Frankly, I’m in two minds about Misra. Any artist with his level of idealism deserves to be taken very seriously (he lives in penury, writes only for little magazines that don’t publish popular authors and refuses to sell his stories for use in theatre), and there is a lot of truth in his laments about books being sold as “commodities”, and about how even the anti-establishment eventually becomes marketable. However, excessive “integrity” of this sort can make a writer inflexible and make his work inaccessible as well as critic-resistant. Also, there’s something a little disingenuous about Misra’s claim that the “establishment” would never “dare touch” his stories. In that sense, there’s something both ironical and pleasing about the fact that this collection is under the banner of a mainstream publisher. Now for that market...
A few years ago the experimental psychologists Daniel Simons and Christopher Chabris broke new ground in demonstrating how limited our perceptions can be - and the phenomenon of inattentional blindness - with their “Gorillas in our Midst” experiment. The experiment showed that a surprisingly large number of people watching a video of students playing basketball had failed to notice a man dressed in a gorilla suit, who even faced the camera and thumped his chest for a few seconds. The attention of the viewers was elsewhere – they had been asked to count the number of ball passes made in the video – but the results were still surprising, as were the reactions when they realised what they had missed.
Now Chabris and Simons have a book, The Invisible Gorilla, which discuses the repercussions of the experiment, placing it in the context of real-life incidents such as the case of the policeman who failed to see his colleagues beating up an innocent man right in front of his eyes (he was chasing a criminal at the time). The central thesis is that most people don’t understand everyday illusions such as “the illusion of attention” – which leads us to believe, for example, that we can drive efficiently while talking on a cell-phone. Or that an experienced radiologist examining an X-Ray is unlikely to miss something obvious (such as a wire accidentally left inside a patient’s body) when he might be looking for something else.
The Invisible Gorilla is an entertaining work, but I wouldn’t be surprised if it stirs controversy for the authors’ casual dismissal of a Pulitzer Prize-winning piece of journalism: Gene Weingarten’s 2008 feature about the famous violinist Joshua Bell playing music in a Washington subway and being scarcely noticed by the people nearby.

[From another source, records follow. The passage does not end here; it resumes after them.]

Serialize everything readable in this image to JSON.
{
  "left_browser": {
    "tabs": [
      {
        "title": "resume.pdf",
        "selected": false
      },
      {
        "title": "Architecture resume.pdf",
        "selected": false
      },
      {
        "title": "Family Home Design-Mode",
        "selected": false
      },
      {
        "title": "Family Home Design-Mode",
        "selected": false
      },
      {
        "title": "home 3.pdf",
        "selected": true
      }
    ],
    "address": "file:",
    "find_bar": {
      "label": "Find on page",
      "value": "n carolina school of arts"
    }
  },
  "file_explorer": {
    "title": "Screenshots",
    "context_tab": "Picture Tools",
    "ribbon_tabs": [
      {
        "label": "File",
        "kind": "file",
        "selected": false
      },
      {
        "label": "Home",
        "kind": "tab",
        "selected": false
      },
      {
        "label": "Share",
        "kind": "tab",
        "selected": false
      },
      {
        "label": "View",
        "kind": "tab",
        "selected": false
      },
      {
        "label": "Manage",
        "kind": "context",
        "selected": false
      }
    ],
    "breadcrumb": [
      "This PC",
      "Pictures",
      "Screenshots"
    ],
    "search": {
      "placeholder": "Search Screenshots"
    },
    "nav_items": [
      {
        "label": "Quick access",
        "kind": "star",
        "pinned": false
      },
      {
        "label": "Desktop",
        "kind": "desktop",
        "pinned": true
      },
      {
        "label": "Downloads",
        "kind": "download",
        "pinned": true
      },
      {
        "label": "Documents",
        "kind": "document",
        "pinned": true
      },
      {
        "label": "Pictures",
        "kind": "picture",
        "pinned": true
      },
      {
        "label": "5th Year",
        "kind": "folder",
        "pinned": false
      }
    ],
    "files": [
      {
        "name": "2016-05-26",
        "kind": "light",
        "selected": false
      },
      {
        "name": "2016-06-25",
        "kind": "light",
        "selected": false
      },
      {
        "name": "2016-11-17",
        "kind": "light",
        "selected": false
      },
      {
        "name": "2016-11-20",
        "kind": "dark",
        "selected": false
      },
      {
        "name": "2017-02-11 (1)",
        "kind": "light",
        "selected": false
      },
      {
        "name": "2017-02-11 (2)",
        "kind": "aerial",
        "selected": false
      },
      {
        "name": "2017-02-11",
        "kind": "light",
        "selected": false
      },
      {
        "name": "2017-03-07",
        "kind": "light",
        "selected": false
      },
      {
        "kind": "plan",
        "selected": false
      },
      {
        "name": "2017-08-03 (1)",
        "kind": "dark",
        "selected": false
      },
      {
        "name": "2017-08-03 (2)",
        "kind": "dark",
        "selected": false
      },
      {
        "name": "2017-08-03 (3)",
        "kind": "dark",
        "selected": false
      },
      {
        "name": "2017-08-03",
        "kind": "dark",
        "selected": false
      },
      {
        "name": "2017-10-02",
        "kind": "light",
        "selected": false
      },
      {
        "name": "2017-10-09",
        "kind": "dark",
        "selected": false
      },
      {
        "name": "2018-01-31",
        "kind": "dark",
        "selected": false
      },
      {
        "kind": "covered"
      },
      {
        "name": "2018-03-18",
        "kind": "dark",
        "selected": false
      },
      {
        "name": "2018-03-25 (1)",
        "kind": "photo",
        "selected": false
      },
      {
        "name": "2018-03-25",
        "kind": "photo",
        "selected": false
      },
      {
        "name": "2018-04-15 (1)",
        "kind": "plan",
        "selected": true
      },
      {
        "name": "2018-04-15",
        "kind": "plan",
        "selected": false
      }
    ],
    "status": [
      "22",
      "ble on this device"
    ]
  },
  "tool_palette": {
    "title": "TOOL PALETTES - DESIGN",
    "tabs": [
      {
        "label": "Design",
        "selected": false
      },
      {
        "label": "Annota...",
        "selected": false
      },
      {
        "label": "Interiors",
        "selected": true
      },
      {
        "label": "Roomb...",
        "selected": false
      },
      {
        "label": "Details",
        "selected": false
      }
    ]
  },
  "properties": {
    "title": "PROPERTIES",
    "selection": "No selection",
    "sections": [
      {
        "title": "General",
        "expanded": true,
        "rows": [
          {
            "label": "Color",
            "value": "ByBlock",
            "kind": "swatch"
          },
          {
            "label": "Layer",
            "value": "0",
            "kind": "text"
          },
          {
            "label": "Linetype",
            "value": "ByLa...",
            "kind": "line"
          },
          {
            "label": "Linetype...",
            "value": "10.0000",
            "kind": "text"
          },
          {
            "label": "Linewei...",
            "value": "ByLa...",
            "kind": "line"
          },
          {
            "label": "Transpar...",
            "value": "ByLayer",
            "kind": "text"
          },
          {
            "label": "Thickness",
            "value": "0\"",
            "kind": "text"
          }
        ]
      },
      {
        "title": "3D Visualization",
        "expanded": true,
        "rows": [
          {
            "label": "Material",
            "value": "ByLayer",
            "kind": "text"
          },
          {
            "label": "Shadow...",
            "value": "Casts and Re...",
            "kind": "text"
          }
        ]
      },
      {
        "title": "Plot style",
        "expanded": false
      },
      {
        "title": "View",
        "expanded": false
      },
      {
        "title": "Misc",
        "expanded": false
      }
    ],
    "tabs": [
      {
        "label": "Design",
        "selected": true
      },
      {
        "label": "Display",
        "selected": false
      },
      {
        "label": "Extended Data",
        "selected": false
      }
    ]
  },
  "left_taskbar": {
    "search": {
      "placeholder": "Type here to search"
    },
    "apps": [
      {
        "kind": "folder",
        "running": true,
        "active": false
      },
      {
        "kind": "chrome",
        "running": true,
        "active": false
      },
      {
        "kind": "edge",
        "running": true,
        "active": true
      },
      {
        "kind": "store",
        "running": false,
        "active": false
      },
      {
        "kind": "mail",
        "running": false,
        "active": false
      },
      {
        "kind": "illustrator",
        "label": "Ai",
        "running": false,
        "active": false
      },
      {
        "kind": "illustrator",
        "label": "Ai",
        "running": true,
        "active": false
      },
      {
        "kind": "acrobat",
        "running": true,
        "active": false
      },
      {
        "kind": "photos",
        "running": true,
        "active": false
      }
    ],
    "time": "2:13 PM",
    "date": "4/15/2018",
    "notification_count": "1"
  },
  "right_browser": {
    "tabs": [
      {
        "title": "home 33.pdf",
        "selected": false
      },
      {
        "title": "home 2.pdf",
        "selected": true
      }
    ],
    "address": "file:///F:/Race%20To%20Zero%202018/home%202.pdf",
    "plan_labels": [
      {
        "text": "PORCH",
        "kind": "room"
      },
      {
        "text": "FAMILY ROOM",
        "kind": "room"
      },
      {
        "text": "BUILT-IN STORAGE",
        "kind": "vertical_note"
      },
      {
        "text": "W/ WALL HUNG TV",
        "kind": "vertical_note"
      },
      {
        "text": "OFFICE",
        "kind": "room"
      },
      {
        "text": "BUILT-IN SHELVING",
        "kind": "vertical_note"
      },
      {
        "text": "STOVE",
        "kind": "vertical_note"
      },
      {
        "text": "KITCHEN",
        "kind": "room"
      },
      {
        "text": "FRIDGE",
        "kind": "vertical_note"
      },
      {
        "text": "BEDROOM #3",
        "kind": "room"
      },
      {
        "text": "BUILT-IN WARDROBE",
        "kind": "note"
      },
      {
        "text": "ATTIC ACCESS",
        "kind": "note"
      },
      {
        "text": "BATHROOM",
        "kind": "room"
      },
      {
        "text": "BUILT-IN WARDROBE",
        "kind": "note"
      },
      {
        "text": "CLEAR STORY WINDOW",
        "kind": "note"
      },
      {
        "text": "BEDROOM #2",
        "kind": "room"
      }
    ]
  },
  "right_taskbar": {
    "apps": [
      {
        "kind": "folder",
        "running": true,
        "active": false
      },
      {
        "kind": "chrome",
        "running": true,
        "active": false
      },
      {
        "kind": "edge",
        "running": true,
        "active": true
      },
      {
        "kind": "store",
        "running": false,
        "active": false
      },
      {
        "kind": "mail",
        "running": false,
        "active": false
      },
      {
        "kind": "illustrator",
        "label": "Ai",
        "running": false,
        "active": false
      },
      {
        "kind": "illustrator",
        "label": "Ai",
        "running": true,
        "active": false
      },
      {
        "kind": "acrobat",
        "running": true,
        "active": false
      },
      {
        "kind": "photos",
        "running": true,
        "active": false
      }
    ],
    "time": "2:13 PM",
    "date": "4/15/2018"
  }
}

The conclusion of Weingarten’s piece centred on the lack of appreciation for beauty and art in the modern world, but The Invisible Gorilla offers a simpler explanation: the conditions of the experiment – rush hour on a weekday morning, commuters focused on getting to work – ensured that no one would have mental space for Bell’s performance. “This stunt provides no evidence for a lack of aesthetic appreciation,” say Simons and Chabris, who even go on to suggest that the Pulitzer Prize committee were duped. I sense an intellectual brawl in the works.